Oh well, she’s down the hill now, may as well keep going a bit, just a few more minutes, they’ll probably all still be asleep when she gets back anyway, though maybe Steve in his dressing gown, picking at his feet and doing the crossword from last weekend’s paper which is pointless but harmless – the crossword, not the picking, the picking makes Steve much more likely to have his scratching fingers bashed with some handy domestic implement, with the iron or the big orange pan, than he seems to understand. It doesn’t change anything, does it, doing a puzzle, you don’t learn anything or make anything. It’s exercise for the brain, Steve says, stops you getting dementia, running doesn’t change anything either, you have your hobby and I’ll have mine. Anyway it’s a bit weird, he says, the amount you run, it’s not normal, you do know that, you’re addicted. Fuck off, she says, yes I do know it’s not normal, normal is sitting on the sofa pushing cake into your face and complaining about your weight until you get type-two diabetes and they have to cut your feet off and then you die, no thanks. And she’s out and back before the kids are up, isn’t she, and if it keeps her fit and well into old age he should be grateful, she knows who’ll be looking after whom.
She must turn back. She can hear her children turning in their beds, scent their morning breath, feel on her fingers the roughness of their uncombed hair. There’ll be small bare feet on that carpet, small morning erections in dinosaur pyjamas. She’ll just go to that bay ahead, where the loch laps boulders and tree-roots under the fog, a tenderness between water and land that’s almost a beach, and she’ll pause there, a moment’s triumph before she turns back.
And she does pause and she does rest, inhales the morning through the rain, is still, lets water drip from her hair and her top. Here she is, under this mountain, beside this loch. Here, now.

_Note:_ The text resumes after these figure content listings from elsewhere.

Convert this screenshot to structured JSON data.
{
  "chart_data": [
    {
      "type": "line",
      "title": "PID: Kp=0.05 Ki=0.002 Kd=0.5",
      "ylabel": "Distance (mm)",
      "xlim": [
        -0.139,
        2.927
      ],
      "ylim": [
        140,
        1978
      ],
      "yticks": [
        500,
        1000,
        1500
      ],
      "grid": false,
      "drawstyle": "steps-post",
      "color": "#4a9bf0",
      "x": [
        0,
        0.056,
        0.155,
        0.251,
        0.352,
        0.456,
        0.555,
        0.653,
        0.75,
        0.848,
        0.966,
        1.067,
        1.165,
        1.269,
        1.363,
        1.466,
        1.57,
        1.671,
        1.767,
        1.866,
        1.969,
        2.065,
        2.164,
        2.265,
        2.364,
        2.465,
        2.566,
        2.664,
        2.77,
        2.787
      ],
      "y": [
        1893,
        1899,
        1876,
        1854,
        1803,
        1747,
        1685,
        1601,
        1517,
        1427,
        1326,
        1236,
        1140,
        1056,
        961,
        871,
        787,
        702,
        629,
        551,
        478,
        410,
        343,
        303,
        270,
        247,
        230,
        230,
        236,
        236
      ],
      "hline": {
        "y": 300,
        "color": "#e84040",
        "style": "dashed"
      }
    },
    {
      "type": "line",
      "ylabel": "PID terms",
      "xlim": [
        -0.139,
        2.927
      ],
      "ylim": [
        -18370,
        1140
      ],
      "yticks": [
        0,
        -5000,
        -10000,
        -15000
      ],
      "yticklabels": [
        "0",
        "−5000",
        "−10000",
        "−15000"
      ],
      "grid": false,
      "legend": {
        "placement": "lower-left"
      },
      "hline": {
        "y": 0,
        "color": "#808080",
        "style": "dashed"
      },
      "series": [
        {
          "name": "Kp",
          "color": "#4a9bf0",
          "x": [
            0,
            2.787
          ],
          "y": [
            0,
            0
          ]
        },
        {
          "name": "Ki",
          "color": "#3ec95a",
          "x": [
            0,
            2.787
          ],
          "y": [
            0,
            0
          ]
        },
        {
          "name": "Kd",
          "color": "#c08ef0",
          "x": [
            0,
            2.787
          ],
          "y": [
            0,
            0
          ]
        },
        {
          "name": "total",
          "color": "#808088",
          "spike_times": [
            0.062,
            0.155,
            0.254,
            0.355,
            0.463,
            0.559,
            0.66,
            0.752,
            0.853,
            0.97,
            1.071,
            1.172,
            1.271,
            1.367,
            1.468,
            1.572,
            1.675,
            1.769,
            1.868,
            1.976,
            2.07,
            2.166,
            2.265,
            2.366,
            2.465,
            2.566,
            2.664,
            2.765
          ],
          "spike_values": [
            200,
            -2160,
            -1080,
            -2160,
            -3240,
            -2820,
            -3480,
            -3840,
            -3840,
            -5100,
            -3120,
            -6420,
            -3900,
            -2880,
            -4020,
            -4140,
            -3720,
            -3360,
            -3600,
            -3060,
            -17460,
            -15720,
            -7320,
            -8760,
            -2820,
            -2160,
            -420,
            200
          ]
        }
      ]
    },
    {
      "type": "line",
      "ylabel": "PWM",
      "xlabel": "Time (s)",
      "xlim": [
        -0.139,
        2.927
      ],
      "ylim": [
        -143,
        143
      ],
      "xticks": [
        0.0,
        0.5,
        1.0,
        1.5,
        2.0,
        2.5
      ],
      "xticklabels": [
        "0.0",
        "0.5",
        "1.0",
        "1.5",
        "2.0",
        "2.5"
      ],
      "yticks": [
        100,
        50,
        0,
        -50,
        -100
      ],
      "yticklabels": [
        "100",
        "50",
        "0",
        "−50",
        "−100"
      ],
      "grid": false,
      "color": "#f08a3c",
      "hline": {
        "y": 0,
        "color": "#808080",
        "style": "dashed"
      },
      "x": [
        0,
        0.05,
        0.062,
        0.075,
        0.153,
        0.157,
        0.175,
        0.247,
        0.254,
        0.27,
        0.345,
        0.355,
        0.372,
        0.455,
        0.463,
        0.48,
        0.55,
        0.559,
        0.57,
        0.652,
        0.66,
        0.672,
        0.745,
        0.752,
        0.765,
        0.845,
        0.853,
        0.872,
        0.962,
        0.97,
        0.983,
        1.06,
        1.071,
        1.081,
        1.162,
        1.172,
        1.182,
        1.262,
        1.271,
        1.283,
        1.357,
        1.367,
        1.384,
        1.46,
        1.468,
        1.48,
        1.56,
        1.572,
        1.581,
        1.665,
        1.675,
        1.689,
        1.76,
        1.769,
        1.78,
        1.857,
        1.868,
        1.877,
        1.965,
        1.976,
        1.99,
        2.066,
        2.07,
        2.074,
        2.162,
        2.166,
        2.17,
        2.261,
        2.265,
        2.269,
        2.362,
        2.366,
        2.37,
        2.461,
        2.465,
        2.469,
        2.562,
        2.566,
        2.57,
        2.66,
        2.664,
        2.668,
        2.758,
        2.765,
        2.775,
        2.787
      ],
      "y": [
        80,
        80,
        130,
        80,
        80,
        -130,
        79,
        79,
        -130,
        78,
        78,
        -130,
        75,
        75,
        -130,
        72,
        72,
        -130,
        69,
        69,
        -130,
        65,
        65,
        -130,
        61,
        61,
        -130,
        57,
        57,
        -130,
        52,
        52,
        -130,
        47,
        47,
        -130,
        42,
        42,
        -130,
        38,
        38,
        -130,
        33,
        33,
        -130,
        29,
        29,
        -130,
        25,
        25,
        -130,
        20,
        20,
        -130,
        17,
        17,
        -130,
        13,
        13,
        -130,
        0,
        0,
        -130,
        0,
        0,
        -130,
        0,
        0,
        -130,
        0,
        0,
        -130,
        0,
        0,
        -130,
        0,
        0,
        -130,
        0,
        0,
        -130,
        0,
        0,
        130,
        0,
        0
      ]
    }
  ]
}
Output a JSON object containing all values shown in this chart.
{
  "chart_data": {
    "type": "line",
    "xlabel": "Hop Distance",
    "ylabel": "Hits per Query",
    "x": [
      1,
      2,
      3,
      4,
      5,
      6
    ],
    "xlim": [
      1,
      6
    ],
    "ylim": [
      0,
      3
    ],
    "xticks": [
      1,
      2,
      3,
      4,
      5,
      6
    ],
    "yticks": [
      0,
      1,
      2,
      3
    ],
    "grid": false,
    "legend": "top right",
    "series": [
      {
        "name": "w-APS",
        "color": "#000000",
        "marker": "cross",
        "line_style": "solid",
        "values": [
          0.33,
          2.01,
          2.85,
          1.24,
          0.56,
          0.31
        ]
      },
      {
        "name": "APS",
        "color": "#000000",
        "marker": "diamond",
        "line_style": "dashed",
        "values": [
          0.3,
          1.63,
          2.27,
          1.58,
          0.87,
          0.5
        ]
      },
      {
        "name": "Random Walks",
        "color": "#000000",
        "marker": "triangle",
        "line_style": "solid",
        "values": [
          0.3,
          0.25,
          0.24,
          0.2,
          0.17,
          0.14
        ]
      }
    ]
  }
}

But what’s another person supposed to do, if her heart stops? How would it help, to have a witness?She sets off again before her muscles cool, before the body’s equations change again, back up the hill, under the trees, along the shore. There is a hiker, and another two, mummified in waterproof coats and trousers and gaiters, their rucksacks wrapped in tarpaulin. Just run, she thinks, take it all off and run, and she’s at the top of the hill above the car park when it happens again. Does it feel like a fish in your chest, the doctor said, patients often say it’s like a fish flopping. A bit, she’d said, watching him hold the probe on the bones above her breast the way they’d held it on her belly for the babies, thinking more like a bird, really, a flutter, a brush, nothing to worry about, nothing worth bothering the doctor for if she hadn’t collapsed at the top of the stairs at work. Turned out to be nothing, she said later, to Steve and to HR and to her mum, after the ambulance and the oxygen and the ECG. Nothing at all, I’d run that morning and not got round to breakfast, I’ve always been a fainter, remember when I was carrying Noah? No reason to stop running, one funny turn.
It’s more than a wingbeat this time, as she splashes through the brown puddle that now covers the whole width of the path. More, she thinks, grinning at the menagerie now imagined in her ribcage, at the entire damn food chain gathered in the chambers of her heart, more like a small mammal, something with hurrying feet. Smaller than a hare. A vole, doctor there’s a vole in my upper ventricle. One of these days, she thinks, one of these days, girl, and she pulls off her wet vest, balls it in her hand, picks up the pace, races bare-bellied in the rain past the tent and through the trees and around the barriers at the top of the holiday park, past the bicycles and the blue gas cylinders and the limp laundry and the old man sitting again at his open French windows with a cup of tea. Safety first, the consultant said, there in an overheated pink room with the machines resting between patients, we must think of your kids, they need their mum, don’t they, I’m afraid I must say there’s to be no more running. And if you really won’t take my advice at the very least don’t go far, don’t push yourself, don’t ever run alone.
But what’s another person supposed to do, if her heart stops? How would it help, to have a witness?